The apartments will use solar collectors and wind turbines, and will turn waste materials into energy to keep heating bills down to around £100 per year. It is all part of Milieu Architects’ ambitious plans for ‘Luton’s first environmentally responsible development’.
Peter Lunter, The Project Architect, said:
“The project has been designed to achieve nearly all Zero Energy Development standards, and hence the block has minimum space heating requirements. The scheme employs a wide range of sustainable features that contribute to its code 5 for Sustainable Homes rating where the grade 6 is the zero carbon level.
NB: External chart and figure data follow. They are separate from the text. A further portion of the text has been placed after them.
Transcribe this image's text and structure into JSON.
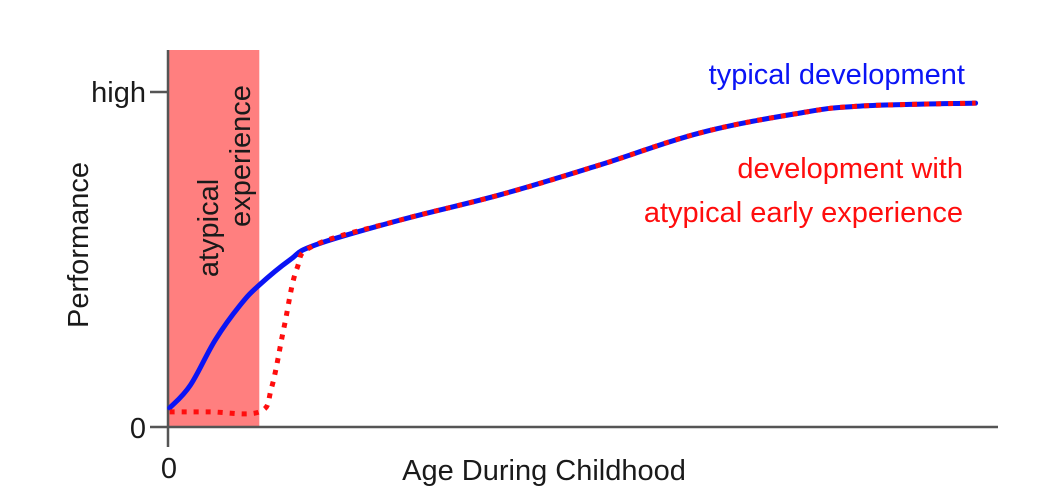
{
  "chart_data": {
    "type": "line",
    "title": "",
    "xlabel": "Age During Childhood",
    "ylabel": "Performance",
    "x_ticks": [
      {
        "value": 0,
        "label": "0"
      }
    ],
    "y_ticks": [
      {
        "value": 0,
        "label": "0"
      },
      {
        "value": 100,
        "label": "high"
      }
    ],
    "xlim": [
      0,
      100
    ],
    "ylim": [
      0,
      112
    ],
    "grid": false,
    "legend_position": "inline-right",
    "shaded_region": {
      "label_line1": "atypical",
      "label_line2": "experience",
      "x_start": 0,
      "x_end": 11,
      "color": "#ff7f7f"
    },
    "series": [
      {
        "name": "typical development",
        "color": "#0a14f5",
        "style": "solid",
        "x": [
          0.2,
          2.7,
          5.7,
          8.7,
          11.0,
          14.7,
          17.7,
          28.0,
          40.0,
          52.0,
          64.1,
          76.1,
          83.4,
          97.3
        ],
        "values": [
          5.7,
          12.5,
          26.0,
          36.4,
          42.4,
          49.9,
          54.3,
          61.8,
          69.3,
          78.2,
          87.8,
          93.7,
          95.8,
          96.7
        ]
      },
      {
        "name": "development with atypical early experience",
        "color": "#ff0d0d",
        "style": "dotted",
        "x": [
          0.2,
          5.0,
          11.0,
          12.5,
          14.0,
          15.5,
          17.7,
          28.0,
          40.0,
          52.0,
          64.1,
          76.1,
          83.4,
          97.3
        ],
        "values": [
          4.5,
          4.5,
          4.5,
          12.0,
          30.0,
          47.0,
          54.3,
          61.8,
          69.3,
          78.2,
          87.8,
          93.7,
          95.8,
          96.7
        ]
      }
    ],
    "annotations": [
      {
        "text": "typical development",
        "color": "#0a14f5"
      },
      {
        "text": "development with",
        "color": "#ff0d0d"
      },
      {
        "text": "atypical early experience",
        "color": "#ff0d0d"
      }
    ]
  },
  "labels": {
    "y_axis": "Performance",
    "x_axis": "Age During Childhood",
    "y_tick_high": "high",
    "y_tick_zero": "0",
    "x_tick_zero": "0",
    "shade_line1": "atypical",
    "shade_line2": "experience",
    "legend_typical": "typical development",
    "legend_atypical_line1": "development with",
    "legend_atypical_line2": "atypical early experience"
  }
}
However, the project has a pre-designed upgrade path to full Zero Energy status.”
The plan involves developing the derelict, recently crime-ridden, site on the northern side of Collingdon Street in Luton, and could spark an ‘urban renaissance’, according to businessman Jan Telensky whose company has proposed building the apartments.
The scheme, formally known as ‘Low Energy Apartments (LEA) project’, is already receiving the support and co-operation of Luton Borough Council as it has been submitted to approach the planning stages, and Milieu Architects, which is made up of former University of Luton students, is confident that it will become a reality by the end of 2010.
The idea of the innovative project is that it will provide environmentally sound housing and social facilities at an affordable cost and make a considerable contribution towards environmental sustainability, while enhancing the sense of community by regenerating the site into an attractive residential area.
The building will be topped with visually attractive green roofs whose structural function is designed to protect the waterproofing layer from extreme temperature and abrasion, produce oxygen and reduce carbon dioxide production.
Other key sustainable features include construction from thermal materials that store heat during warm months and release it during the colder months.